最高裁判所は、3か月以内に限定承認又は相続放棄をしなかったのが、
- 相続財産が全く存在しないと信じたためであり、
- このように信ずることについて相当の理由がある場合
には、相続人が相続財産の全部若しくは一部の存在を認識した時又は通常これを認識しうべかりし時から起算する
と判断し、起算点を繰り下げました(最判昭和59年4月27日)。
この起算点の繰り下げが認められるどうかはケースバイケースで、上記基準を機械的に当てはめるわけではありません。
たとえば、相続財産の一部に認識があっても相続放棄を認めることはありますので、簡単に諦める必要はありません。
熟慮期間前の単純承認には注意
逆に、熟慮期間の前であればいつでも大丈夫というわけではありません。
預貯金を下ろして使うなど、遺産を「処分」してしまうと、相続を承認したことになり(単純承認)、熟慮期間の前であっても相続放棄できなくなります(民法920条)。
そういう意味においては、相続放棄は相続開始直後から意識しなければならない問題といえます。
相続放棄により相続人でなかった親族が相続人になる場合もある
相続放棄により自分は相続人ではなくなりますが、本来、相続人ではなかった親族が相続人になる場合があります。
たとえば、子供だけが相続人の場合に、子供が全員相続放棄をすると、両親や兄弟が次順位の相続人として相続します。
子供が全員相続放棄したことを知らないと、いつの間にか相続人として債務を相続しているということになりかねませんので、注意が必要です。
「事実上の相続放棄」は要注意!
裁判所の正式な手続きではなく、相続放棄証明書や相続分がないことの証明書といった書類にただサインをする場合があります。「事実上の相続放棄」といい、遺産を取得しないことは正式な相続放棄と変わりありません。
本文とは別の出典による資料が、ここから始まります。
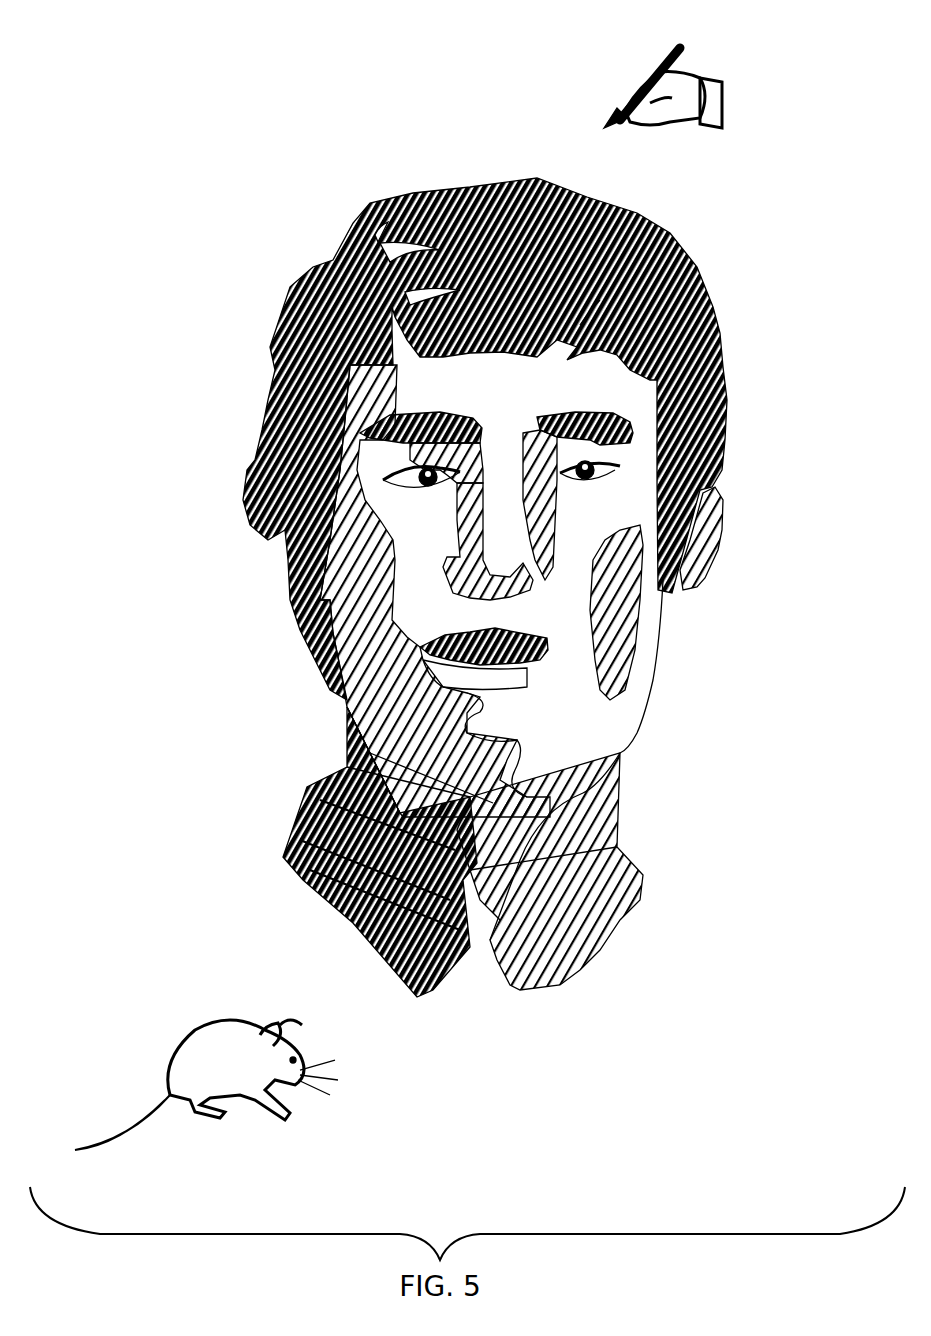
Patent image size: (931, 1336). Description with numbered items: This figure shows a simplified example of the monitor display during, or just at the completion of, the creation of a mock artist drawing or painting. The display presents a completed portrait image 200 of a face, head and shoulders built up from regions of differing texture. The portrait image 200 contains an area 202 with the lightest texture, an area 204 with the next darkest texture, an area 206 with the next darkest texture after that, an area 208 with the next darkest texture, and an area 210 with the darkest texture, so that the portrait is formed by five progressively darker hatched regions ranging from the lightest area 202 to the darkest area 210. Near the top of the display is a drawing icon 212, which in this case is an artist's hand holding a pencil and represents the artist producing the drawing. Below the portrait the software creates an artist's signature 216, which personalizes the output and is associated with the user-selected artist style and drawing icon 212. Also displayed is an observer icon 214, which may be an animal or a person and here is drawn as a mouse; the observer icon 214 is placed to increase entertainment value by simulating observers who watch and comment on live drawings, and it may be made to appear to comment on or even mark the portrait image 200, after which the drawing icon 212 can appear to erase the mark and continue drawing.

The completed portrait image 200 is at (256, 290).
The area with the lightest texture 202 is at (637, 690).
The area with the next darkest texture 204 is at (603, 807).
The area with the next darkest texture 206 is at (340, 674).
The area with the next darkest texture 208 is at (457, 533).
The area with the darkest texture 210 is at (660, 235).
The drawing icon 212 is at (700, 70).
The observer icon 214 is at (218, 1023).
The artist's signature 216 is at (710, 992).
しかし、「事実上の相続放棄」では債務を免れることはできず、債権者からの相続債務の支払請求を拒否できませんので注意が必要です。
「事実上の相続放棄」をするにしても、亡くなった方の通帳や契約書・請求書などを精査し、借り入れやクレジットカードの契約がないか確認してからにしましょう。信用情報機関というところで亡くなった方の借り入れ状況について調べると、なおいいです。